Faz diferença se uma invenção não patenteável por força de lei for considerada nova e inventiva? Se alguma tecnologia for considerada como não sendo invenção ou modelo de utilidade, faz diferença se ela for nova e inventiva? Então por que as reivindicações de um pedido de patente precisam ser examinadas quanto à novidade e à atividade inventiva quando incidem nos Arts. 10, 18 da Lei da Propriedade Industrial (LPI) ou 6° da Lei de Biossegurança?

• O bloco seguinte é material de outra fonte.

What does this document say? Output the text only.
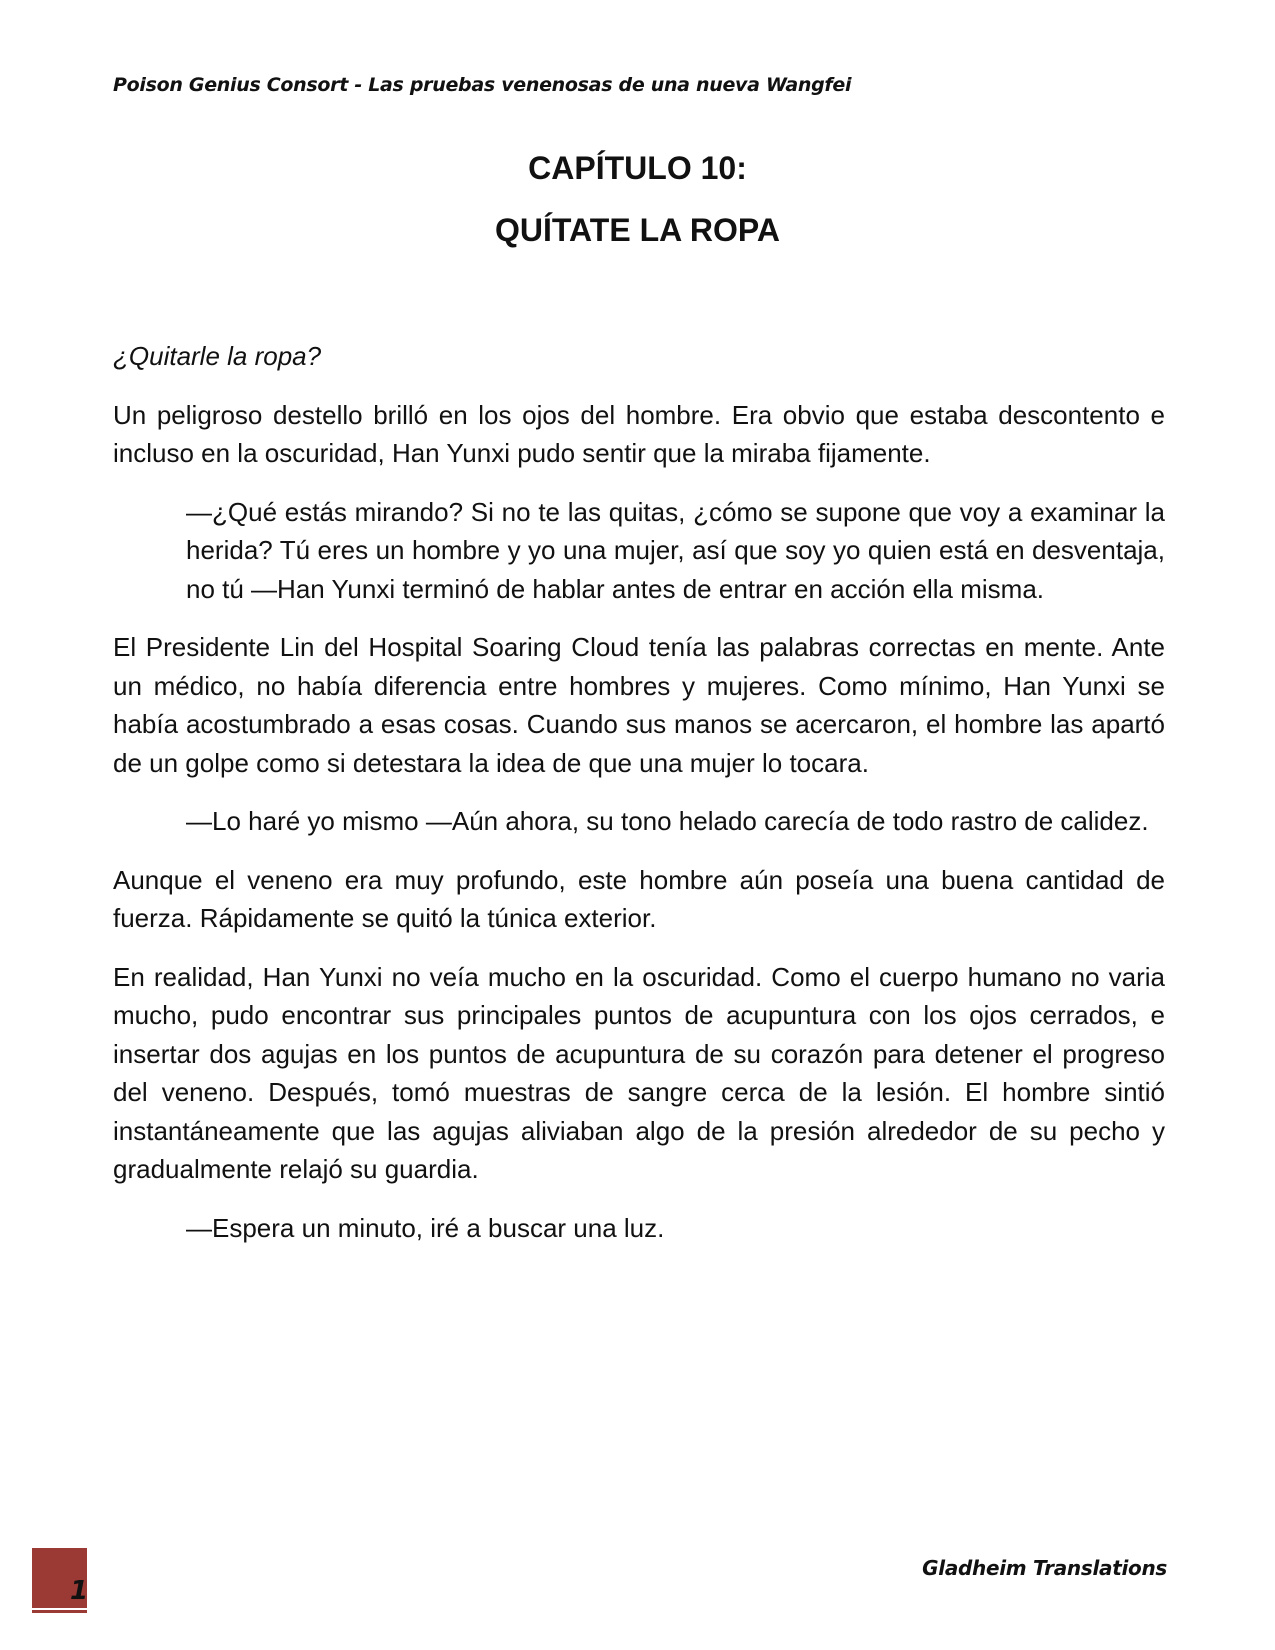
Poison Genius Consort - Las pruebas venenosas de una nueva Wangfei

CAPÍTULO 10:

QUÍTATE LA ROPA

¿Quitarle la ropa?

Un peligroso destello brilló en los ojos del hombre. Era obvio que estaba descontento e incluso en la oscuridad, Han Yunxi pudo sentir que la miraba fijamente.

—¿Qué estás mirando? Si no te las quitas, ¿cómo se supone que voy a examinar la herida? Tú eres un hombre y yo una mujer, así que soy yo quien está en desventaja, no tú —Han Yunxi terminó de hablar antes de entrar en acción ella misma.

El Presidente Lin del Hospital Soaring Cloud tenía las palabras correctas en mente. Ante un médico, no había diferencia entre hombres y mujeres. Como mínimo, Han Yunxi se había acostumbrado a esas cosas. Cuando sus manos se acercaron, el hombre las apartó de un golpe como si detestara la idea de que una mujer lo tocara.

—Lo haré yo mismo —Aún ahora, su tono helado carecía de todo rastro de calidez.

Aunque el veneno era muy profundo, este hombre aún poseía una buena cantidad de fuerza. Rápidamente se quitó la túnica exterior.

En realidad, Han Yunxi no veía mucho en la oscuridad. Como el cuerpo humano no varia mucho, pudo encontrar sus principales puntos de acupuntura con los ojos cerrados, e insertar dos agujas en los puntos de acupuntura de su corazón para detener el progreso del veneno. Después, tomó muestras de sangre cerca de la lesión. El hombre sintió instantáneamente que las agujas aliviaban algo de la presión alrededor de su pecho y gradualmente relajó su guardia.

—Espera un minuto, iré a buscar una luz.

1
Gladheim Translations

A LPI prevê, em seu Art. 8°, que são patenteáveis as invenções[1] que atendam aos requisitos de novidade, atividade inventiva e aplicação industrial. Desse artigo depreendemos 4 requisitos de patenteabilidade ao qual se soma o Art. 18 em que a LPI lista o que considera como não sendo patenteável. De lógica semelhante está o Art. 6° da Lei de Biossegurança que se inter-relaciona com a LPI ao proibir o patenteamento de tecnologias genéticas de restrição de uso (sementes estéreis). Esses requisitos somados ao requisito primordial da suficiência descritiva que norteia a barganha na qual o sistema patentário se sustenta precisam ser concomitantemente atendidos, são eles:
1. Ser invenção (Art. 8° c/c Art. 10 da LPI);
2. Ser novo (Art. 8° c/c Art. 11 da LPI);
3. Ser inventivo (Art. 8° c/c Art. 13 da LPI);
4. Ter aplicação industrial (Art. 8° c/c Art. 15 da LPI);
5. Não ser não patenteável (Art. 18 da LPI) ou ter o seu patenteamento proibido (Art. 6° da Lei de Biossegurança); e
6. Suficiência Descritiva (Art. 24 c/c Art. 25 da LPI).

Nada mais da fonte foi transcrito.